Sabrina Carpenter, Satire, and the Backlash of Being Hot and Powerful
Sabrina Carpenter’s new album cover for Man’s Best Friend has the internet in a chokehold - quite literally. Kneeling pretty in a micro black dress, while a man’s hand grips her ponytail, is pure pop provocation. But don't be too quick to judge, it’s more clever than it may appear on the first look.
Of course, almost instantly, critics screamed: misogynistic, regressive, problematic. What’s truly outrageous? Not the image. The reaction. Sabrina was accused of setting women back decades. Because heaven forbid a woman chooses to play submissive.This is not just some damsel fantasy, it’s a calculated performance. She’s not the dog on the leash - she’s the one writing the story behind it.

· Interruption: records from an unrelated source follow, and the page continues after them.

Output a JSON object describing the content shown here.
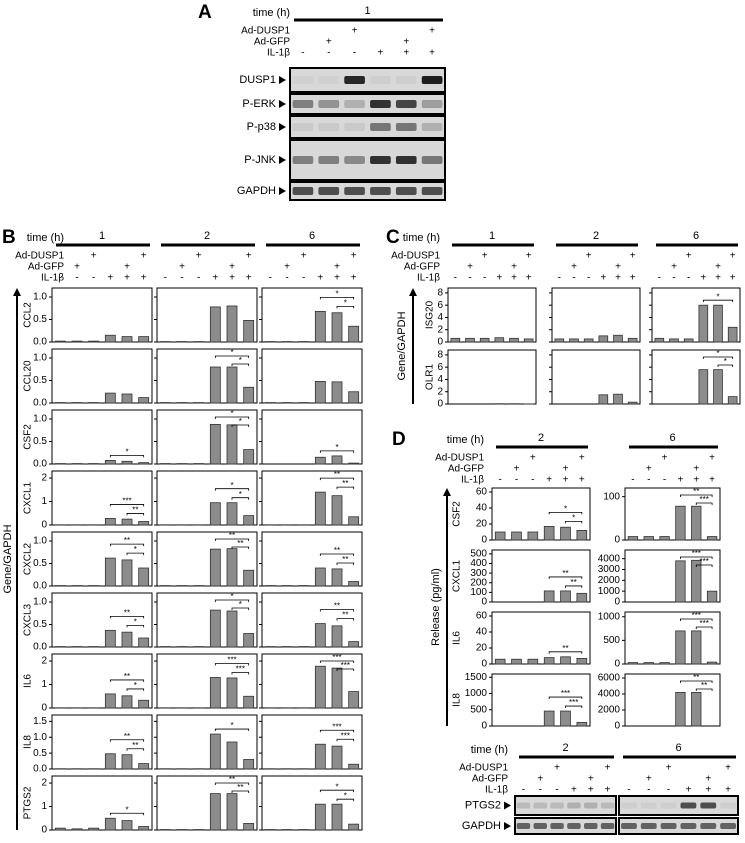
{
  "panel_A": {
    "label": "A",
    "time_label": "time (h)",
    "times": [
      "1"
    ],
    "treatments": [
      {
        "name": "Ad-DUSP1",
        "signs": [
          null,
          null,
          "+",
          null,
          null,
          "+"
        ]
      },
      {
        "name": "Ad-GFP",
        "signs": [
          null,
          "+",
          null,
          null,
          "+",
          null
        ]
      },
      {
        "name": "IL-1β",
        "signs": [
          "-",
          "-",
          "-",
          "+",
          "+",
          "+"
        ]
      }
    ],
    "blots": [
      "DUSP1",
      "P-ERK",
      "P-p38",
      "P-JNK",
      "GAPDH"
    ]
  },
  "panel_B": {
    "label": "B",
    "time_label": "time (h)",
    "times": [
      "1",
      "2",
      "6"
    ],
    "treatments": [
      {
        "name": "Ad-DUSP1",
        "signs": [
          null,
          null,
          "+",
          null,
          null,
          "+"
        ]
      },
      {
        "name": "Ad-GFP",
        "signs": [
          null,
          "+",
          null,
          null,
          "+",
          null
        ]
      },
      {
        "name": "IL-1β",
        "signs": [
          "-",
          "-",
          "-",
          "+",
          "+",
          "+"
        ]
      }
    ],
    "y_label": "Gene/GAPDH",
    "genes": [
      {
        "name": "CCL2",
        "ylim": [
          0,
          1.2
        ],
        "yticks": [
          {
            "value": 0,
            "label": "0.0"
          },
          0.5,
          {
            "value": 1,
            "label": "1.0"
          }
        ],
        "charts": [
          {
            "values": [
              0.02,
              0.02,
              0.02,
              0.15,
              0.12,
              0.12
            ],
            "significance": []
          },
          {
            "values": [
              0.01,
              0.01,
              0.01,
              0.78,
              0.8,
              0.48
            ],
            "significance": []
          },
          {
            "values": [
              0.01,
              0.01,
              0.01,
              0.68,
              0.65,
              0.35
            ],
            "significance": [
              "*",
              "*"
            ]
          }
        ]
      },
      {
        "name": "CCL20",
        "ylim": [
          0,
          1.2
        ],
        "yticks": [
          {
            "value": 0,
            "label": "0.0"
          },
          0.5,
          {
            "value": 1,
            "label": "1.0"
          }
        ],
        "charts": [
          {
            "values": [
              0.01,
              0.01,
              0.01,
              0.22,
              0.2,
              0.12
            ],
            "significance": []
          },
          {
            "values": [
              0.01,
              0.01,
              0.01,
              0.8,
              0.8,
              0.35
            ],
            "significance": [
              "*",
              "*"
            ]
          },
          {
            "values": [
              0.01,
              0.01,
              0.01,
              0.48,
              0.47,
              0.25
            ],
            "significance": []
          }
        ]
      },
      {
        "name": "CSF2",
        "ylim": [
          0,
          1.2
        ],
        "yticks": [
          {
            "value": 0,
            "label": "0.0"
          },
          0.5,
          {
            "value": 1,
            "label": "1.0"
          }
        ],
        "charts": [
          {
            "values": [
              0.01,
              0.01,
              0.01,
              0.08,
              0.06,
              0.03
            ],
            "significance": [
              "*"
            ]
          },
          {
            "values": [
              0.01,
              0.01,
              0.01,
              0.88,
              0.87,
              0.32
            ],
            "significance": [
              "*",
              "*"
            ]
          },
          {
            "values": [
              0,
              0,
              0,
              0.15,
              0.18,
              0.02
            ],
            "significance": [
              "*"
            ]
          }
        ]
      },
      {
        "name": "CXCL1",
        "ylim": [
          0,
          2.3
        ],
        "yticks": [
          0,
          1,
          2
        ],
        "charts": [
          {
            "values": [
              0.01,
              0.01,
              0.01,
              0.28,
              0.25,
              0.15
            ],
            "significance": [
              "***",
              "**"
            ]
          },
          {
            "values": [
              0.01,
              0.01,
              0.01,
              0.95,
              0.95,
              0.4
            ],
            "significance": [
              "*",
              "*"
            ]
          },
          {
            "values": [
              0.01,
              0.01,
              0.01,
              1.4,
              1.25,
              0.35
            ],
            "significance": [
              "**",
              "**"
            ]
          }
        ]
      },
      {
        "name": "CXCL2",
        "ylim": [
          0,
          1.2
        ],
        "yticks": [
          {
            "value": 0,
            "label": "0.0"
          },
          0.5,
          {
            "value": 1,
            "label": "1.0"
          }
        ],
        "charts": [
          {
            "values": [
              0.01,
              0.01,
              0.01,
              0.62,
              0.58,
              0.4
            ],
            "significance": [
              "**",
              "*"
            ]
          },
          {
            "values": [
              0.01,
              0.01,
              0.01,
              0.82,
              0.83,
              0.35
            ],
            "significance": [
              "**",
              "**"
            ]
          },
          {
            "values": [
              0.01,
              0.01,
              0.01,
              0.4,
              0.38,
              0.1
            ],
            "significance": [
              "**",
              "**"
            ]
          }
        ]
      },
      {
        "name": "CXCL3",
        "ylim": [
          0,
          1.2
        ],
        "yticks": [
          {
            "value": 0,
            "label": "0.0"
          },
          0.5,
          {
            "value": 1,
            "label": "1.0"
          }
        ],
        "charts": [
          {
            "values": [
              0.01,
              0.01,
              0.01,
              0.37,
              0.33,
              0.2
            ],
            "significance": [
              "**",
              "*"
            ]
          },
          {
            "values": [
              0.01,
              0.01,
              0.01,
              0.82,
              0.8,
              0.3
            ],
            "significance": [
              "*",
              "*"
            ]
          },
          {
            "values": [
              0.01,
              0.01,
              0.01,
              0.52,
              0.47,
              0.12
            ],
            "significance": [
              "**",
              "**"
            ]
          }
        ]
      },
      {
        "name": "IL6",
        "ylim": [
          0,
          2.3
        ],
        "yticks": [
          0,
          1,
          2
        ],
        "charts": [
          {
            "values": [
              0.01,
              0.01,
              0.01,
              0.6,
              0.52,
              0.33
            ],
            "significance": [
              "**",
              "*"
            ]
          },
          {
            "values": [
              0.01,
              0.01,
              0.01,
              1.3,
              1.28,
              0.5
            ],
            "significance": [
              "***",
              "***"
            ]
          },
          {
            "values": [
              0.01,
              0.01,
              0.01,
              1.78,
              1.7,
              0.7
            ],
            "significance": [
              "***",
              "***"
            ]
          }
        ]
      },
      {
        "name": "IL8",
        "ylim": [
          0,
          1.7
        ],
        "yticks": [
          {
            "value": 0,
            "label": "0.0"
          },
          0.5,
          {
            "value": 1,
            "label": "1.0"
          },
          1.5
        ],
        "charts": [
          {
            "values": [
              0.01,
              0.01,
              0.01,
              0.48,
              0.45,
              0.17
            ],
            "significance": [
              "**",
              "**"
            ]
          },
          {
            "values": [
              0.01,
              0.01,
              0.01,
              1.1,
              0.85,
              0.3
            ],
            "significance": [
              "*"
            ]
          },
          {
            "values": [
              0.01,
              0.01,
              0.01,
              0.78,
              0.72,
              0.15
            ],
            "significance": [
              "***",
              "***"
            ]
          }
        ]
      },
      {
        "name": "PTGS2",
        "ylim": [
          0,
          2.3
        ],
        "yticks": [
          0,
          1,
          2
        ],
        "charts": [
          {
            "values": [
              0.08,
              0.05,
              0.08,
              0.5,
              0.4,
              0.15
            ],
            "significance": [
              "*"
            ]
          },
          {
            "values": [
              0.02,
              0.02,
              0.02,
              1.55,
              1.55,
              0.28
            ],
            "significance": [
              "**",
              "**"
            ]
          },
          {
            "values": [
              0.02,
              0.02,
              0.02,
              1.1,
              1.1,
              0.25
            ],
            "significance": [
              "*",
              "*"
            ]
          }
        ]
      }
    ]
  },
  "panel_C": {
    "label": "C",
    "time_label": "time (h)",
    "times": [
      "1",
      "2",
      "6"
    ],
    "treatments": [
      {
        "name": "Ad-DUSP1",
        "signs": [
          null,
          null,
          "+",
          null,
          null,
          "+"
        ]
      },
      {
        "name": "Ad-GFP",
        "signs": [
          null,
          "+",
          null,
          null,
          "+",
          null
        ]
      },
      {
        "name": "IL-1β",
        "signs": [
          "-",
          "-",
          "-",
          "+",
          "+",
          "+"
        ]
      }
    ],
    "y_label": "Gene/GAPDH",
    "genes": [
      {
        "name": "ISG20",
        "ylim": [
          0,
          8.8
        ],
        "yticks": [
          0,
          2,
          4,
          6,
          8
        ],
        "charts": [
          {
            "values": [
              0.6,
              0.6,
              0.6,
              0.7,
              0.6,
              0.5
            ],
            "significance": []
          },
          {
            "values": [
              0.5,
              0.5,
              0.5,
              1.0,
              1.1,
              0.6
            ],
            "significance": []
          },
          {
            "values": [
              0.6,
              0.5,
              0.5,
              6.0,
              6.0,
              2.4
            ],
            "significance": [
              "*"
            ]
          }
        ]
      },
      {
        "name": "OLR1",
        "ylim": [
          0,
          8.8
        ],
        "yticks": [
          0,
          2,
          4,
          6,
          8
        ],
        "charts": [
          {
            "values": [
              0,
              0,
              0,
              0.05,
              0.05,
              0.02
            ],
            "significance": []
          },
          {
            "values": [
              0,
              0,
              0,
              1.5,
              1.6,
              0.3
            ],
            "significance": []
          },
          {
            "values": [
              0,
              0,
              0,
              5.6,
              5.6,
              1.2
            ],
            "significance": [
              "*",
              "*"
            ]
          }
        ]
      }
    ]
  },
  "panel_D": {
    "label": "D",
    "time_label": "time (h)",
    "times": [
      "2",
      "6"
    ],
    "treatments": [
      {
        "name": "Ad-DUSP1",
        "signs": [
          null,
          null,
          "+",
          null,
          null,
          "+"
        ]
      },
      {
        "name": "Ad-GFP",
        "signs": [
          null,
          "+",
          null,
          null,
          "+",
          null
        ]
      },
      {
        "name": "IL-1β",
        "signs": [
          "-",
          "-",
          "-",
          "+",
          "+",
          "+"
        ]
      }
    ],
    "y_label": "Release (pg/ml)",
    "genes": [
      {
        "name": "CSF2",
        "charts": [
          {
            "ylim": [
              0,
              65
            ],
            "yticks": [
              0,
              20,
              40,
              60
            ],
            "values": [
              10,
              10,
              10,
              17,
              16,
              12
            ],
            "significance": [
              "*",
              "*"
            ]
          },
          {
            "ylim": [
              0,
              120
            ],
            "yticks": [
              0,
              100
            ],
            "values": [
              8,
              8,
              8,
              78,
              78,
              8
            ],
            "significance": [
              "**",
              "***"
            ]
          }
        ]
      },
      {
        "name": "CXCL1",
        "charts": [
          {
            "ylim": [
              0,
              540
            ],
            "yticks": [
              0,
              100,
              200,
              300,
              400,
              500
            ],
            "values": [
              0,
              0,
              0,
              115,
              115,
              90
            ],
            "significance": [
              "**",
              "**"
            ]
          },
          {
            "ylim": [
              0,
              4800
            ],
            "yticks": [
              0,
              1000,
              2000,
              3000,
              4000
            ],
            "values": [
              0,
              0,
              0,
              3800,
              3850,
              1000
            ],
            "significance": [
              "***",
              "***"
            ]
          }
        ]
      },
      {
        "name": "IL6",
        "charts": [
          {
            "ylim": [
              0,
              65
            ],
            "yticks": [
              0,
              20,
              40,
              60
            ],
            "values": [
              6,
              6,
              6,
              8,
              9,
              7
            ],
            "significance": [
              "**"
            ]
          },
          {
            "ylim": [
              0,
              1100
            ],
            "yticks": [
              0,
              500,
              1000
            ],
            "values": [
              30,
              30,
              30,
              700,
              700,
              40
            ],
            "significance": [
              "***",
              "***"
            ]
          }
        ]
      },
      {
        "name": "IL8",
        "charts": [
          {
            "ylim": [
              0,
              1600
            ],
            "yticks": [
              0,
              500,
              1000,
              1500
            ],
            "values": [
              0,
              0,
              0,
              460,
              460,
              110
            ],
            "significance": [
              "***",
              "***"
            ]
          },
          {
            "ylim": [
              0,
              6500
            ],
            "yticks": [
              0,
              2000,
              4000,
              6000
            ],
            "values": [
              0,
              0,
              0,
              4200,
              4200,
              0
            ],
            "significance": [
              "**",
              "**"
            ]
          }
        ]
      }
    ],
    "blot": {
      "time_label": "time (h)",
      "times": [
        "2",
        "6"
      ],
      "treatments": [
        {
          "name": "Ad-DUSP1",
          "signs": [
            null,
            null,
            "+",
            null,
            null,
            "+"
          ]
        },
        {
          "name": "Ad-GFP",
          "signs": [
            null,
            "+",
            null,
            null,
            "+",
            null
          ]
        },
        {
          "name": "IL-1β",
          "signs": [
            "-",
            "-",
            "-",
            "+",
            "+",
            "+"
          ]
        }
      ],
      "blots": [
        "PTGS2",
        "GAPDH"
      ]
    }
  }
}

If it sounds familiar, that’s because it is. Women like actress Sydney Sweeney, whether she’s posing for Miu Miu in a crop top or gets slut-shamed for Euphoria, are constantly dragged into the same exhausting narrative: It just sets people off when a woman plays into desire without playing dumb.The “female setback” panic is the newest troll talk. It’s aimed at women who dare to be unapologetically hot and strategic. Sydney and Sabrina are both masters of the performance: they play with sex, power, softness and satire. But instead of being praised for opening these doors, they get crucified for not being digestible enough for feminist Instagram. This doesn't feel empowering, it’s controlling. It’s about who gets to decide how a woman expresses her power and whether that power looks too male-gazy for polite society.
What Sabrina’s cover does, is to hold up a mirror to our cultural discomfort. We want women to be sexy, but not too sexy. We want them empowered, but not that kind of empowered. God forbid they look like they’re enjoying themselves. When someone commented “does she even have a personality outside of sex?” Sabrina fired back: “Girl yes and it is goooooood.” Lol, you go girl. She’s telling critics that she knows exactly what she’s doing, and you’re the one who should check yourself if you find it problematic.
Because the real female setback? Why is it making people feel so uncomfortable? Why are we pretending that power only looks like pantsuits and TED Talks? Let it look like a girl on her knees, and trust, she’s the one calling the shots. It's tiring that women are still punished for being both sexy and smart. When a male artist poses with women crawling at his feet, it’s called edgy art. When a woman does it, it's suddenly a bad example and dangerous influence. Come on, this backlash might be the most submissive thing of it all.